Suppose, however, that at the same time Rachel bought her apartment building, her brother, Raphael, bought the exact same building next door in his own Single Member LLC, and is generating the same $350,000 of annual profit. Unfortunately though, Raphael dies, leaving the LLC and building to Rachel.
In general, Rachel would have to treat these activities as separate businesses. However, under the aggregation rules outlined in the proposed regulations, Rachel could make an election to aggregate the two real estate businesses together for testing purposes.
If such an election were made, the combined entity would have $700,000 of profit, $0 of W-2 wages paid, but thanks a step-up in basis on Raphael’s apartment building, a $6 million amount of unadjusted basis of depreciable property immediately following acquisition. Thus the calculation of Rachel’s QBI deduction would be as follows:
- $140,000 ($700,000 x 20% = $140,000) potential QBI deduction
- $150,000 ($6,000,000 x 2.5% = $150,000) deduction “limit” using the 25%-of-W2-wages-plus-2.5%-of-the-unadjusted-basis-of-depreciable-property test
Since Rachel’s QBI deduction “limit” would be higher than her QBI deduction calculated without regard to any phaseout, she would be able to claim a “full” QBI deduction. Thus, by making the grouping election between the property she purchased 30 years ago and her second inherited piece of real estate with high basis, Rachel not only received a QBI deduction for the profits attributable to her new “business,” but she was able to shield the existing profits for which she was otherwise unable to receive any QBI deduction as well!
While the election to aggregate multiple businesses may seem like a home run in certain circumstances, careful considerations should be given not only to the election’s current impact, but its impact on future taxes as well. Because the proposed regulations do stipulate that although new businesses may be added to an existing aggregation group at the time of acquisition, once a group of businesses has been aggregated, they must generally remain aggregated unless there is a change in facts or circumstances such that they no longer qualify for such aggregation.

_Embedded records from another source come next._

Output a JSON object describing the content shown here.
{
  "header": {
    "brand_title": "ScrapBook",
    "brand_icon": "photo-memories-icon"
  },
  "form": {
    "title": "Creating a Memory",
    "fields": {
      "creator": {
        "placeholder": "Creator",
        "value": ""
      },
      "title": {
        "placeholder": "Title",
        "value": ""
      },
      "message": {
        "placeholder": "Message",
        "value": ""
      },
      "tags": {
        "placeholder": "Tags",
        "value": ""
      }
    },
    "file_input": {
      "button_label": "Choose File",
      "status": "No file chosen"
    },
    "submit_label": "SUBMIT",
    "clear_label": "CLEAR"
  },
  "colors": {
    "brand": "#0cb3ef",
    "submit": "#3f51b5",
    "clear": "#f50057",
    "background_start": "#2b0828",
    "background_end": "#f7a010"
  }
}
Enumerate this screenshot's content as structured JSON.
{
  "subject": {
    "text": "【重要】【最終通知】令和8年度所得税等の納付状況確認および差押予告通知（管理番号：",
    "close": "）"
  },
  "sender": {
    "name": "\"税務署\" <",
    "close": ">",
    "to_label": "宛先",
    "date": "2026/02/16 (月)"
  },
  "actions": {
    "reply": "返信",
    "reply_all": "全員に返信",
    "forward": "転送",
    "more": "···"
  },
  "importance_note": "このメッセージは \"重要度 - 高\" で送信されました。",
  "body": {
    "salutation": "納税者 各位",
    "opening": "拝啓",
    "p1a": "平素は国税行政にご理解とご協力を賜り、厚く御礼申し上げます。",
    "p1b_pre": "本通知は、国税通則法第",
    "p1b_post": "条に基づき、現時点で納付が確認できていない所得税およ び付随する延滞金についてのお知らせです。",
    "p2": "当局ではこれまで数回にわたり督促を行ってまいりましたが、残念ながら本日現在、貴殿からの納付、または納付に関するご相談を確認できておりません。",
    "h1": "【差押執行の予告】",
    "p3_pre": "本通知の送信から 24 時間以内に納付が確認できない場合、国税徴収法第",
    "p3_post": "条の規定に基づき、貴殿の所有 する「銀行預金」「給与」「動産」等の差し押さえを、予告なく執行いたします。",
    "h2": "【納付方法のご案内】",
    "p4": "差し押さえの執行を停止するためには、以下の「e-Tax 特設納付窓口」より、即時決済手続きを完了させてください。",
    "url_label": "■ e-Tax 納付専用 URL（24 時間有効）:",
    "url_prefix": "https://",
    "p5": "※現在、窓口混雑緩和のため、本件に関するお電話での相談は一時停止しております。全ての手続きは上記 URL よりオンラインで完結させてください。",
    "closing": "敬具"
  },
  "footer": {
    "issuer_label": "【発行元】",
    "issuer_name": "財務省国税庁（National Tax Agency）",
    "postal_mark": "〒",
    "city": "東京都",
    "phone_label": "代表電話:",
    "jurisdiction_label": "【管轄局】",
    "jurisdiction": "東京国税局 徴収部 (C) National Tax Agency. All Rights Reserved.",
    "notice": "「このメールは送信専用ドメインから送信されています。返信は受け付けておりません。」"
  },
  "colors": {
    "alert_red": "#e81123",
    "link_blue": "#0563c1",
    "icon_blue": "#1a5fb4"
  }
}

The Section 199A QBI deduction is one of the most significant tax benefits to be added to the Internal Revenue Code in decades. And while all sorts of business owners stand to benefit from its power, the fact that at least some direct-owned real estate investors qualify as well means the 199A deduction is about more than “just” traditional operating businesses. As such, real estate investors and potential real estate investors should take the time to carefully analyze how the QBI deduction will impact them, what strategies they can use to maximize the deduction, and whether any changes in how or where their real estate is owned is appropriate.